A investigação sobre resíduos das vagens - o material remanescente após a retirada da polpa comestível - chama a atenção para compostos designados procianidinas, cadeias de flavonoides associadas a um sabor adstringente e a actividade antioxidante.

Nesse estudo, estas moléculas surgiram juntamente com derivados de quercetina e taxifolina, conferindo aos extractos um perfil que poderá favorecer efeitos antimicrobianos e anti‑inflamatórios em alimentos e, possivelmente, em pessoas.

A medicina tradicional no Brasil e na Colômbia é coerente com estas observações, recorrendo à seiva de jatobá e a decocções de casca como tónicos para tosse crónica, fadiga e infecções difíceis.

Experiências iniciais apontam para efeitos de cicatrização e protecção do fígado em animais, mas continuam a ser necessários estudos maiores e controlados antes de se atribuir confiança clínica a essas alegações.

Lições do Hymenaea courbaril

Para as empresas do sector alimentar, o principal atractivo industrial está na goma das sementes, um conjunto de galactomananos, hidratos de carbono que incham e espessam misturas à base de água.

As gomas de semente de Hymenaea courbaril parecem estruturalmente semelhantes, razão pela qual os cientistas antecipam um comportamento próximo do das gomas de alfarroba usadas actualmente.

Em linguagem regulatória, a goma de alfarroba, também conhecida como goma de alfarroba (locust bean gum), é classificada como espessante e estabilizante, e não como aromatizante.

Um comité conjunto de peritos da FAO e da OMS refere que a goma de alfarroba não tem um limite de ingestão definido para a população em geral, quando usada nas aplicações aprovadas.

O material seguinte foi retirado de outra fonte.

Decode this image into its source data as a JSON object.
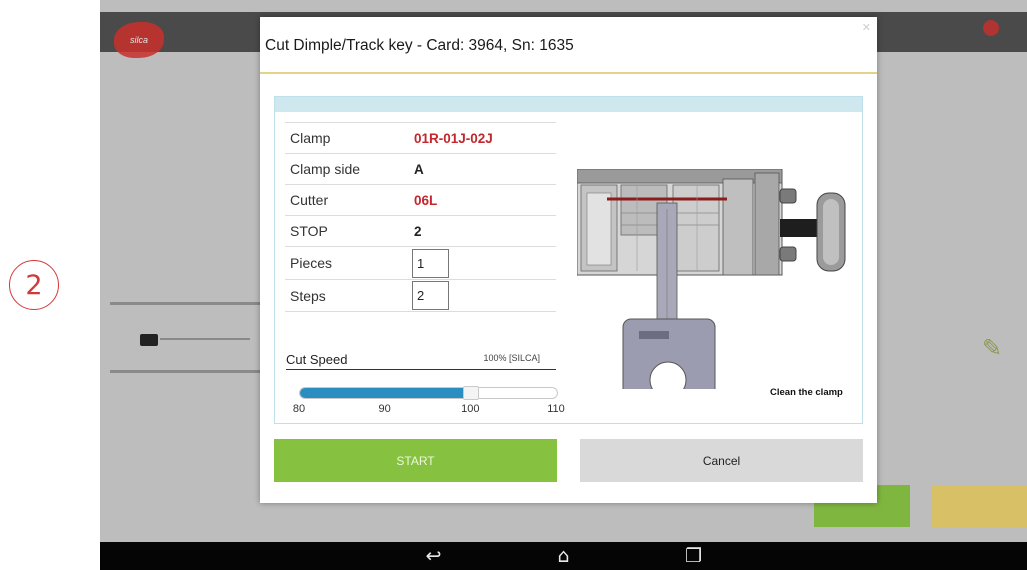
{
  "step_marker": "2",
  "dialog": {
    "title": "Cut Dimple/Track key - Card: 3964, Sn: 1635",
    "params": [
      {
        "label": "Clamp",
        "value": "01R-01J-02J",
        "color": "#c1272d"
      },
      {
        "label": "Clamp side",
        "value": "A",
        "color": "#222222"
      },
      {
        "label": "Cutter",
        "value": "06L",
        "color": "#c1272d"
      },
      {
        "label": "STOP",
        "value": "2",
        "color": "#222222"
      }
    ],
    "pieces": {
      "label": "Pieces",
      "value": "1"
    },
    "steps": {
      "label": "Steps",
      "value": "2"
    },
    "speed": {
      "label": "Cut Speed",
      "value_text": "100% [SILCA]",
      "value": 100,
      "min": 80,
      "max": 110,
      "ticks": [
        "80",
        "90",
        "100",
        "110"
      ]
    },
    "image_caption": "Clean the clamp",
    "start_label": "START",
    "cancel_label": "Cancel"
  },
  "colors": {
    "accent_blue": "#2a8fc0",
    "start_green": "#86c140",
    "brand_red": "#c1272d"
  },
  "navbar": {
    "back_icon": "back-icon",
    "home_icon": "home-icon",
    "recents_icon": "recents-icon"
  }
}
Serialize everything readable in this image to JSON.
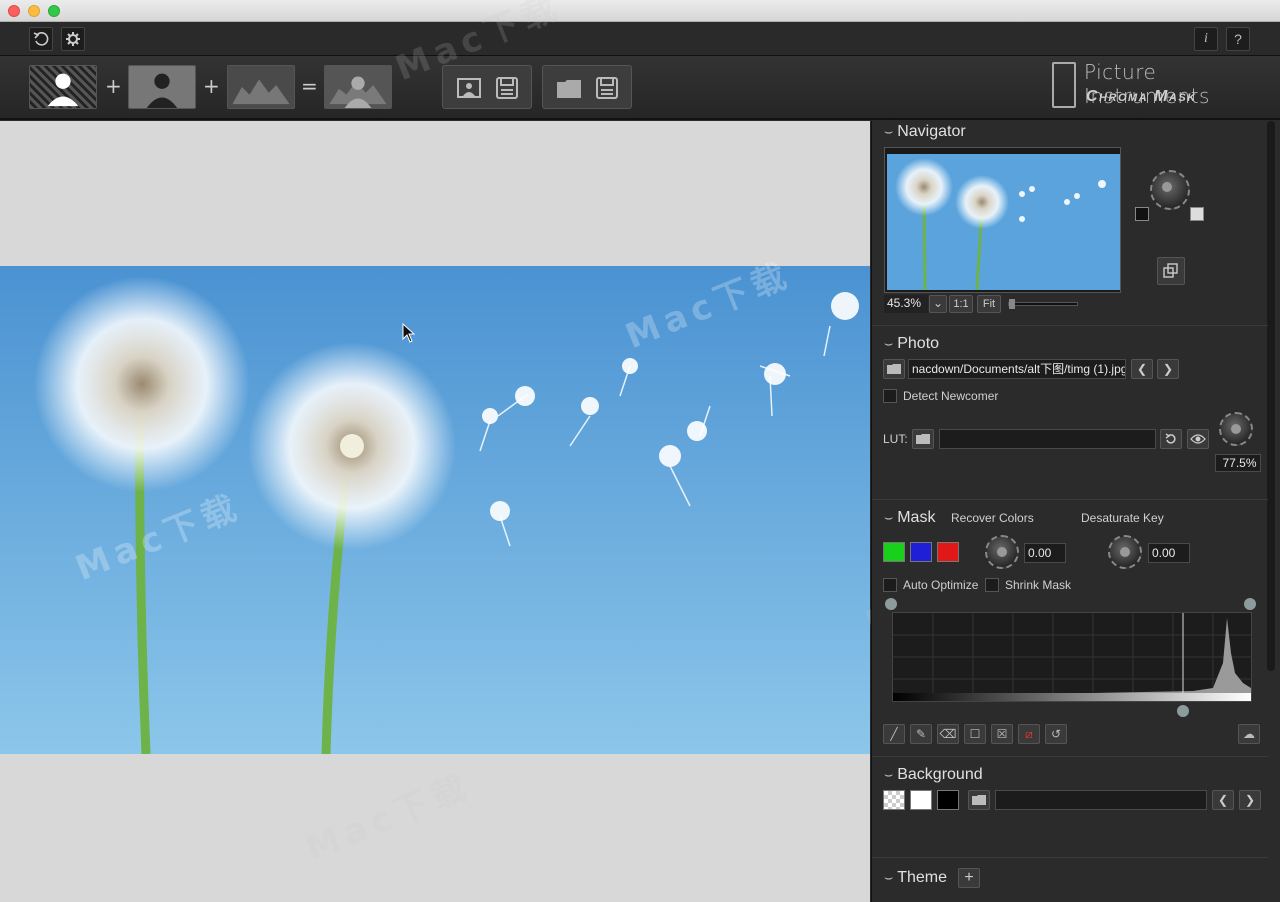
{
  "toolbar": {
    "reset_icon": "undo-icon",
    "settings_icon": "gear-icon",
    "info_label": "i",
    "help_label": "?",
    "plus1": "+",
    "plus2": "+",
    "equals": "="
  },
  "brand": {
    "line1": "Picture Instruments",
    "line2": "Chroma Mask"
  },
  "navigator": {
    "title": "Navigator",
    "zoom": "45.3%",
    "one_to_one": "1:1",
    "fit": "Fit"
  },
  "photo": {
    "title": "Photo",
    "path": "nacdown/Documents/alt下图/timg (1).jpg",
    "prev": "❮",
    "next": "❯",
    "detect_newcomer": "Detect Newcomer",
    "lut_label": "LUT:",
    "lut_value": "",
    "lut_strength": "77.5%"
  },
  "mask": {
    "title": "Mask",
    "recover_colors": "Recover Colors",
    "desaturate_key": "Desaturate Key",
    "recover_value": "0.00",
    "desaturate_value": "0.00",
    "auto_optimize": "Auto Optimize",
    "shrink_mask": "Shrink Mask",
    "colors": [
      "#19d11b",
      "#1f1fd8",
      "#e01818"
    ]
  },
  "background": {
    "title": "Background",
    "path": "",
    "prev": "❮",
    "next": "❯"
  },
  "theme": {
    "title": "Theme",
    "add": "+"
  },
  "watermark": "Mac下载"
}
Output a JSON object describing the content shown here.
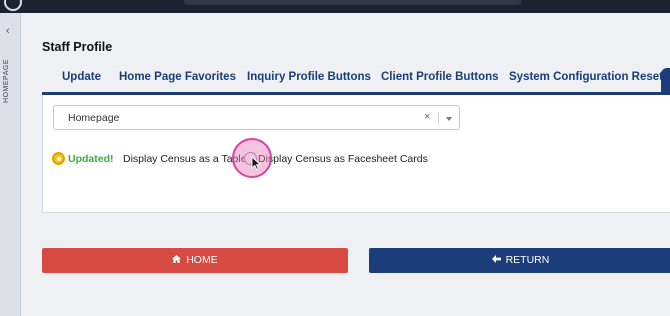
{
  "sidebar": {
    "collapse_glyph": "‹",
    "label": "HOMEPAGE"
  },
  "page": {
    "title": "Staff Profile"
  },
  "tabs": [
    {
      "label": "Update"
    },
    {
      "label": "Home Page Favorites"
    },
    {
      "label": "Inquiry Profile Buttons"
    },
    {
      "label": "Client Profile Buttons"
    },
    {
      "label": "System Configuration Reset"
    }
  ],
  "homepage_select": {
    "value": "Homepage",
    "clear_glyph": "×"
  },
  "census_options": {
    "status": "Updated!",
    "option1": {
      "label": "Display Census as a Table",
      "checked": true
    },
    "option2": {
      "label": "Display Census as Facesheet Cards",
      "checked": false
    }
  },
  "buttons": {
    "home": {
      "label": "HOME",
      "icon": "home-icon"
    },
    "return": {
      "label": "RETURN",
      "icon": "arrow-left-icon"
    }
  },
  "colors": {
    "navy": "#1b3d7a",
    "home_red": "#d64a42",
    "updated_green": "#3cae3f",
    "radio_yellow": "#f7c21a",
    "click_highlight": "#d6459b"
  }
}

Na prática, a goma de semente de árvores semelhantes à alfarrobeira pode estabilizar gelados e sobremesas lácteas ao ligar água e ao abrandar a formação e o crescimento de cristais de gelo.

Essa melhoria de textura, mais lisa, pode permitir que quem desenvolve receitas reduza gordura ou açúcar, mantendo produtos cremosos que conservam a estrutura durante o transporte e o armazenamento.

Toda esta química é relevante porque fracções isoladas de fibra de parentes da alfarroba já demonstraram efeitos directos nos lípidos sanguíneos em pessoas com colesterol elevado.

Num ensaio clínico, 15 gramas de fibra de alfarroba durante seis semanas reduziram o colesterol LDL em 10.5 percent em adultos com níveis elevados.